Fluid est une installation sonore et lumineuse réalisée à l’origine, à la piscine Marie et Pierre Curie pour la ville de Mulhouse. Pour La Nuit Blanche 2011, cette installation a été présentée à la piscine la plus ancienne de Paris, la piscine Château Landon (dans le 10ème arrondissement).

Autour du bassin, trois vidéoprojecteurs dessinent des formes géométriques sur la surface d’eau légèrement agitée. Des ondes lumineuses envahissent l’espace, créant un reflet de bains liquidiens. Toutes les couleurs du spectre total défilent avec une extrême lenteur ; de fait, le changement de couleur est presque imperceptible par les visiteurs. Quatre haut-parleurs reliés à un ordinateur sont posés autour du bassin. Ils diffusent une bande son spatialisée. Cette bande est composée de bruitages captés auparavant dans la piscine. Les sonorités, d’abord immobiles, s’animent progressivement, se plaisent à courir l’une après l’autre, à tourner autour du bassin et parfois se répondent de deux points opposés. Les visiteurs sont sur le balcon à l’étage et ont vue plongeante sur la piscine.

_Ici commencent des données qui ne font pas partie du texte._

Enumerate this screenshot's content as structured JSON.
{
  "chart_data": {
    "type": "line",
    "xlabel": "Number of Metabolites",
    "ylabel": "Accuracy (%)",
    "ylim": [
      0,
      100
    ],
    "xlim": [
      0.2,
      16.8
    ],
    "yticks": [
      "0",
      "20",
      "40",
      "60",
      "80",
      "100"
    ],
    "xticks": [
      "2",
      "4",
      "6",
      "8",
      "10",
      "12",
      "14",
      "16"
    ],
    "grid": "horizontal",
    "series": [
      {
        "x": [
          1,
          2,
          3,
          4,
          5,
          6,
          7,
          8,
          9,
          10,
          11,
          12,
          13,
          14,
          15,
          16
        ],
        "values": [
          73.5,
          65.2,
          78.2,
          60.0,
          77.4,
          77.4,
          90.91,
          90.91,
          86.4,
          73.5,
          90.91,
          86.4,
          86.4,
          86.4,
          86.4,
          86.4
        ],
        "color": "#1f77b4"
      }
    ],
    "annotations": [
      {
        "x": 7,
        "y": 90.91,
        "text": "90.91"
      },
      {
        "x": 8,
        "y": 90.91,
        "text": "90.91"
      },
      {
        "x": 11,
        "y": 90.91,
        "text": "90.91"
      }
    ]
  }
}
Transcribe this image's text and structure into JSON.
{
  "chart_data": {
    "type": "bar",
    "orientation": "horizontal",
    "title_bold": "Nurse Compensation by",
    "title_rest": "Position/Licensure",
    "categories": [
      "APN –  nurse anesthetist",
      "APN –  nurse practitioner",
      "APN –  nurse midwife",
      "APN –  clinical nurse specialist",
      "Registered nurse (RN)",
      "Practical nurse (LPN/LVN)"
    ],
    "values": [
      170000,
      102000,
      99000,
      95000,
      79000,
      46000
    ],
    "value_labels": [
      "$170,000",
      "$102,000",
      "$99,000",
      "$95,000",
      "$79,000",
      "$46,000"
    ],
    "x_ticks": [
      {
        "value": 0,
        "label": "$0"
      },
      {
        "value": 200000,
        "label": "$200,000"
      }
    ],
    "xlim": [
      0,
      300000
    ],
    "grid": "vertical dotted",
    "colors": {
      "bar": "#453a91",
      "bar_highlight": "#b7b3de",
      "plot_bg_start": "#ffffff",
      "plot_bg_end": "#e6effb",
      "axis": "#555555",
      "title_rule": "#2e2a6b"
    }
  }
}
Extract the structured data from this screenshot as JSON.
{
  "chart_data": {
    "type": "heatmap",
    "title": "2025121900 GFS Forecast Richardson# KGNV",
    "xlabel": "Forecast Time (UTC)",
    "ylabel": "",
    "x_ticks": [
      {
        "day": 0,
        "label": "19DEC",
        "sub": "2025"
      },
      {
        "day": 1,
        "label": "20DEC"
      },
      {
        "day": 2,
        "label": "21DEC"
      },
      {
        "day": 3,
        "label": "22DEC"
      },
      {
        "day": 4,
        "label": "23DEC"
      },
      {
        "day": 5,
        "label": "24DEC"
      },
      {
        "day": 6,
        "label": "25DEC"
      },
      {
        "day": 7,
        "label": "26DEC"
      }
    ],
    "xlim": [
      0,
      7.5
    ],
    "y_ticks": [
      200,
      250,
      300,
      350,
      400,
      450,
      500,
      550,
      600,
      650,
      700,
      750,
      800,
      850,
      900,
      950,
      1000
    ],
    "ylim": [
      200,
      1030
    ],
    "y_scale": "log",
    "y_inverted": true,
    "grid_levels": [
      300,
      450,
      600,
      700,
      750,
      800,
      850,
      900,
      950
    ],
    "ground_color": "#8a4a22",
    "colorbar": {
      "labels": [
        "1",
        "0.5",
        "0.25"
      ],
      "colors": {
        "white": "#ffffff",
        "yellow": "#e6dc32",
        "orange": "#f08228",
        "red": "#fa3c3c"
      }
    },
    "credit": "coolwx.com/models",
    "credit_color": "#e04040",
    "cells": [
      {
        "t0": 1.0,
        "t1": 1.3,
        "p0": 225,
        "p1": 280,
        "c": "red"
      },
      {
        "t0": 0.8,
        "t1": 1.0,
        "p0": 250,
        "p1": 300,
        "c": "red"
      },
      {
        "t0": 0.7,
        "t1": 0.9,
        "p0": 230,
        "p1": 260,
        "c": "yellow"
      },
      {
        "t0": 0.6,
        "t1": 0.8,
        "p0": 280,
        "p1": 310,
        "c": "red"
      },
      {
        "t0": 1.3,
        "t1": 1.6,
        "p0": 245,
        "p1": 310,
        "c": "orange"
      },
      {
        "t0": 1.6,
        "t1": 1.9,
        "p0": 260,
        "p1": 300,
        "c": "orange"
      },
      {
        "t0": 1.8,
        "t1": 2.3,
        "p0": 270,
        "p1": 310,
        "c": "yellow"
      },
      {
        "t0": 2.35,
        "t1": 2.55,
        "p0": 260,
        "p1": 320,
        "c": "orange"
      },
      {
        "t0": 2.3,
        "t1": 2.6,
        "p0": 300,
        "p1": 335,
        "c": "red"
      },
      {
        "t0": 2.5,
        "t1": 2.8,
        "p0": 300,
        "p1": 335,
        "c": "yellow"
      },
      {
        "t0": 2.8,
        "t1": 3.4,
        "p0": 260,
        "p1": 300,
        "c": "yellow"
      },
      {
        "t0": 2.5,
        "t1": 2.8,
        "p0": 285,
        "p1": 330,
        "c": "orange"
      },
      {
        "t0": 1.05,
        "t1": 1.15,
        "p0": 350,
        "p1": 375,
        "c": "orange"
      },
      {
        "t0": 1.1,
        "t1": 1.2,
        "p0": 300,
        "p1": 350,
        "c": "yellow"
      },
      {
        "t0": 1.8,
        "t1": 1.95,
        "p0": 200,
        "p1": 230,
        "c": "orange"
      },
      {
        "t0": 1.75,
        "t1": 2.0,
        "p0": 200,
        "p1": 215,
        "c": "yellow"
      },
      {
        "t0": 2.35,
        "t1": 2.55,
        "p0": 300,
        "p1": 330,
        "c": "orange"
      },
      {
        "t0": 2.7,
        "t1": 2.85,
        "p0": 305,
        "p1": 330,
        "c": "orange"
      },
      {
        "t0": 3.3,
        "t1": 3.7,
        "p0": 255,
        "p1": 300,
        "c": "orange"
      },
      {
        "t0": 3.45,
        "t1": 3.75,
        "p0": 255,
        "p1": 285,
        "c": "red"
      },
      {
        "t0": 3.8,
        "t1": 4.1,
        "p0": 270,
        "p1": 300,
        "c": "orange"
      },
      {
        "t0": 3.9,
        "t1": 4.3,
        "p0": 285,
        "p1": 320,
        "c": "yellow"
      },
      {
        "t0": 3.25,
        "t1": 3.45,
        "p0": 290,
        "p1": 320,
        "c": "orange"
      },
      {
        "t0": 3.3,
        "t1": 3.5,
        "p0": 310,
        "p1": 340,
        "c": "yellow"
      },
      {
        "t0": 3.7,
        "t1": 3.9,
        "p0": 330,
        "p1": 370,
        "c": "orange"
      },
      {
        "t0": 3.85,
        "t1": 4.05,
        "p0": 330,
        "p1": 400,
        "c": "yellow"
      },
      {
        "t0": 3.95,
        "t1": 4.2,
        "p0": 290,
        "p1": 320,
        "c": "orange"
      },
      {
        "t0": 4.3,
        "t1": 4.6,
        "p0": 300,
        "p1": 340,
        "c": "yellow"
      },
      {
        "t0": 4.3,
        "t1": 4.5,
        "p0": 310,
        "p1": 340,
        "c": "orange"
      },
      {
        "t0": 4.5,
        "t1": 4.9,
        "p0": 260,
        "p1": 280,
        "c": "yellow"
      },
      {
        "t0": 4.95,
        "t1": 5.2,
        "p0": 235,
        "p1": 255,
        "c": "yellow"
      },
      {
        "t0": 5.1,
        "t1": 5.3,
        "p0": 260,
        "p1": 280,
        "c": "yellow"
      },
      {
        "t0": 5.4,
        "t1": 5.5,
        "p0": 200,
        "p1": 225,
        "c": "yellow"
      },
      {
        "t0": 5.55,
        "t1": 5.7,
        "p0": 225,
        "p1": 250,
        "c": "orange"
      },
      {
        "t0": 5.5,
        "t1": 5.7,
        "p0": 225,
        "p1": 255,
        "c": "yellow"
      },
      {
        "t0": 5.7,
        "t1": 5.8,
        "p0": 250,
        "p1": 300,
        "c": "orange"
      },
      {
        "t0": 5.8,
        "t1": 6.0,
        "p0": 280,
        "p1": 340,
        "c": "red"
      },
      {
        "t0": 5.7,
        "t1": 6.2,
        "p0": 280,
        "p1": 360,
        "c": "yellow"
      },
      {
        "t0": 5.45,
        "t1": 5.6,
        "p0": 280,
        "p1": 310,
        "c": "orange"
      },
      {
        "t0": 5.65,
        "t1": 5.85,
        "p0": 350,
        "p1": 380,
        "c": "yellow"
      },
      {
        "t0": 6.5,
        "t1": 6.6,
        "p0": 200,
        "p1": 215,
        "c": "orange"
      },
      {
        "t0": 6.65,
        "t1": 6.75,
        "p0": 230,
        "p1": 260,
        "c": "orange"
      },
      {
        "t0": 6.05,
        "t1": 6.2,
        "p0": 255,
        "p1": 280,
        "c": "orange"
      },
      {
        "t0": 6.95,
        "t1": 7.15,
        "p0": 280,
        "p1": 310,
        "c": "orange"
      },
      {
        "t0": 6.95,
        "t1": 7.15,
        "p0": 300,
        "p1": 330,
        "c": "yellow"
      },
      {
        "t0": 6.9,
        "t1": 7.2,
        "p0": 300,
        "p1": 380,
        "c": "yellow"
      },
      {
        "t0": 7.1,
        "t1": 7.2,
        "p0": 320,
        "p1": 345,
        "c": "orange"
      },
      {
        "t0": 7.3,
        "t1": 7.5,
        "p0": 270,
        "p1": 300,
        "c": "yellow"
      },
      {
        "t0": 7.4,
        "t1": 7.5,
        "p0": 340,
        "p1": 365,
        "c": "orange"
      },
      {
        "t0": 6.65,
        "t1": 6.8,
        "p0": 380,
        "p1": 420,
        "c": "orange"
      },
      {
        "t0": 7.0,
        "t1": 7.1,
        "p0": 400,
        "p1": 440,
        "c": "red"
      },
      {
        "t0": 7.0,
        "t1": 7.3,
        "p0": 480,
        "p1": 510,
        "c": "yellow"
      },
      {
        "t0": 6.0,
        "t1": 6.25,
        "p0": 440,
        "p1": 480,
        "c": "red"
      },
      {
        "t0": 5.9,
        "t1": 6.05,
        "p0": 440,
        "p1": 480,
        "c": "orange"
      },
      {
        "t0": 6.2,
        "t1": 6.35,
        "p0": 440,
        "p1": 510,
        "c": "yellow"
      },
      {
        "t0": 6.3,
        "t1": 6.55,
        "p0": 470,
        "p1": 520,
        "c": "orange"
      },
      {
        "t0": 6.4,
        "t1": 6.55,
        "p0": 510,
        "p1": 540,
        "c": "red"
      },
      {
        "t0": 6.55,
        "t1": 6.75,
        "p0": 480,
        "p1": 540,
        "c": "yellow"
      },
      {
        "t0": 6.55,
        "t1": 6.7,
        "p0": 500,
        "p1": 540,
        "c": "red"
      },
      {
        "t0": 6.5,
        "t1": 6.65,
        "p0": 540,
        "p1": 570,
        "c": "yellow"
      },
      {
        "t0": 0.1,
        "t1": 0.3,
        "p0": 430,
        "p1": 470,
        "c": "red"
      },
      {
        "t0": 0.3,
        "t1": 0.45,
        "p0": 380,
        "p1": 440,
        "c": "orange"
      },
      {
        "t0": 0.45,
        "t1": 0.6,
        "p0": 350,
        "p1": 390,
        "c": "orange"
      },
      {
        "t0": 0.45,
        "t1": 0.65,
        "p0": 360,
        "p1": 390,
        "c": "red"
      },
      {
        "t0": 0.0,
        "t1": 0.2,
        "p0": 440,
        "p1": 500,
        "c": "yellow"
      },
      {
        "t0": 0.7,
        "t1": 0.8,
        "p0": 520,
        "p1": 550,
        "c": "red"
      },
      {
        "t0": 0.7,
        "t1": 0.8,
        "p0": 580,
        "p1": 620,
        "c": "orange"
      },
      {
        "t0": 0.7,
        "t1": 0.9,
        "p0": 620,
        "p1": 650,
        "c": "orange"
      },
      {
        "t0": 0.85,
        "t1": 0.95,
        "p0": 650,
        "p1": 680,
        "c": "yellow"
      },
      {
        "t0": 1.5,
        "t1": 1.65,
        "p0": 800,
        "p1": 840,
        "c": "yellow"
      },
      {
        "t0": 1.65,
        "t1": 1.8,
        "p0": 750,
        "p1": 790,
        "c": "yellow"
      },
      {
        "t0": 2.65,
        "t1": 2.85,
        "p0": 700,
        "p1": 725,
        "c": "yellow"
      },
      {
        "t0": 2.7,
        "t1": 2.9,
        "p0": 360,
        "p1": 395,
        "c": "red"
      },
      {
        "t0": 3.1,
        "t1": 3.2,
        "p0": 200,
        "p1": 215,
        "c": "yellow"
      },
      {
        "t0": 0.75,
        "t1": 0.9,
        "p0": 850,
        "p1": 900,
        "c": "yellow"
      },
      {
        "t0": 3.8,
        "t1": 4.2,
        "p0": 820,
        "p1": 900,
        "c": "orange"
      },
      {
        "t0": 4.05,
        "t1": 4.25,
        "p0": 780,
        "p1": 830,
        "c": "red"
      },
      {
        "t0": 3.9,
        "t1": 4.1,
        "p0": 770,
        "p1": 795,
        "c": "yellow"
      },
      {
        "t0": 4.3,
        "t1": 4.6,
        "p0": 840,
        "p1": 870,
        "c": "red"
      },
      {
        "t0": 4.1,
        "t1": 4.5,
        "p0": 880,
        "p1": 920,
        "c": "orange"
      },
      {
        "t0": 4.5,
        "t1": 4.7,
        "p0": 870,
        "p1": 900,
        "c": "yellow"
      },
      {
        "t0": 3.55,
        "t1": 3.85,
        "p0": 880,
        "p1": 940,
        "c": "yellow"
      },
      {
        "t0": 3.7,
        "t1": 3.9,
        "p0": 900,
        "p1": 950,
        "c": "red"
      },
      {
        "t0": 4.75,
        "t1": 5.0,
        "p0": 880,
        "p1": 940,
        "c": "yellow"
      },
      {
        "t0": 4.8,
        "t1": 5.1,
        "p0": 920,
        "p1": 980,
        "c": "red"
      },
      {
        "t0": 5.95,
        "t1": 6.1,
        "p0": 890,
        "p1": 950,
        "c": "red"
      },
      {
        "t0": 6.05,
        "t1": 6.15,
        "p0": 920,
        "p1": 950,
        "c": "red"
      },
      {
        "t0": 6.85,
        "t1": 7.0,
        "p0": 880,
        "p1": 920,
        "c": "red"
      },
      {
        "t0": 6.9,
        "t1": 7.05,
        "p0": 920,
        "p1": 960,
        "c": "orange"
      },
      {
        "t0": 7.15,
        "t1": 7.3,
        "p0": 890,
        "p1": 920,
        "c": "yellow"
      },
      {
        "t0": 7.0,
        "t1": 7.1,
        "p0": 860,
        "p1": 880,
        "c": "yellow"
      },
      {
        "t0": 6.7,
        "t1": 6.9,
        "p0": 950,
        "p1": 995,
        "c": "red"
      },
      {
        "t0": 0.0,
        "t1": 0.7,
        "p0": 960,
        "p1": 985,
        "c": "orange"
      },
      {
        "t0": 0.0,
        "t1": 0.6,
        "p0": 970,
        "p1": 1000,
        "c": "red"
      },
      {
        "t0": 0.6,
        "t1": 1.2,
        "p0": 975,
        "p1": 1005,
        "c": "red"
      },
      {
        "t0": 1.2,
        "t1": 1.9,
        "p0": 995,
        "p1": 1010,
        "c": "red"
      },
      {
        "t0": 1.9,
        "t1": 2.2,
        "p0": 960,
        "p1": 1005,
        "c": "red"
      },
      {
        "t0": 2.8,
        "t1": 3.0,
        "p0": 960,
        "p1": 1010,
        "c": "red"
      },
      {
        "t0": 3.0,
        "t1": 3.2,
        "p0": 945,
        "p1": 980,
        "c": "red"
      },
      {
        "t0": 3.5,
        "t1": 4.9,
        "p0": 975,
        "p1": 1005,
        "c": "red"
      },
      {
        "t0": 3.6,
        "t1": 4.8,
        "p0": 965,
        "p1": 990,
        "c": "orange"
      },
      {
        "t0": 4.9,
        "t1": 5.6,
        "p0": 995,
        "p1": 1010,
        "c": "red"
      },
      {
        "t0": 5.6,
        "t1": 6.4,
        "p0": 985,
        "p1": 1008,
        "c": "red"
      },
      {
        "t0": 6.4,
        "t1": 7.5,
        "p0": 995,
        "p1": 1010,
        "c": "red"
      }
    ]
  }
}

La nouvelle version 2011 a été basée sur le même visuel, mais les sonorisations ont été refaites avec des sons liquidiens ou aquatiques collectés dans Paris. L’ambiance sonore est toujours fluctuante, méditative et rêveuse.
Cette installation spectaculaire et apaisante nécessite l’obscurité totale de la piscine et la Nuit Blanche est le cadre idéal pour ce projet.

L’artiste Tsai Chia-Wen, soutenue par la galerie Frédéric Moisan à Paris, conçoit des installations avec de l’eau depuis 2002. Son talent est de transformer les lieux d’intervention en espaces rêveurs, mystérieux, et contemplatifs qui nous renvoient au plus profond de nous-mêmes.
Elle exploite la forme la plus simple et la plus pure d’une goutte d’eau pour réaliser des vidéos ; elle filme la pluie éclairée, tombée d’un ciel nocturne. En 2002, l’installation O utilise des bruitages d’eau, et dans la pièce inondée due à la chaleur des projecteurs, se dégage l’odeur de l’humidité qui évoque le climat tropical de Taïwan. En 2009, elle exploite la vapeur d’eau comme support de projection dans Steam Light.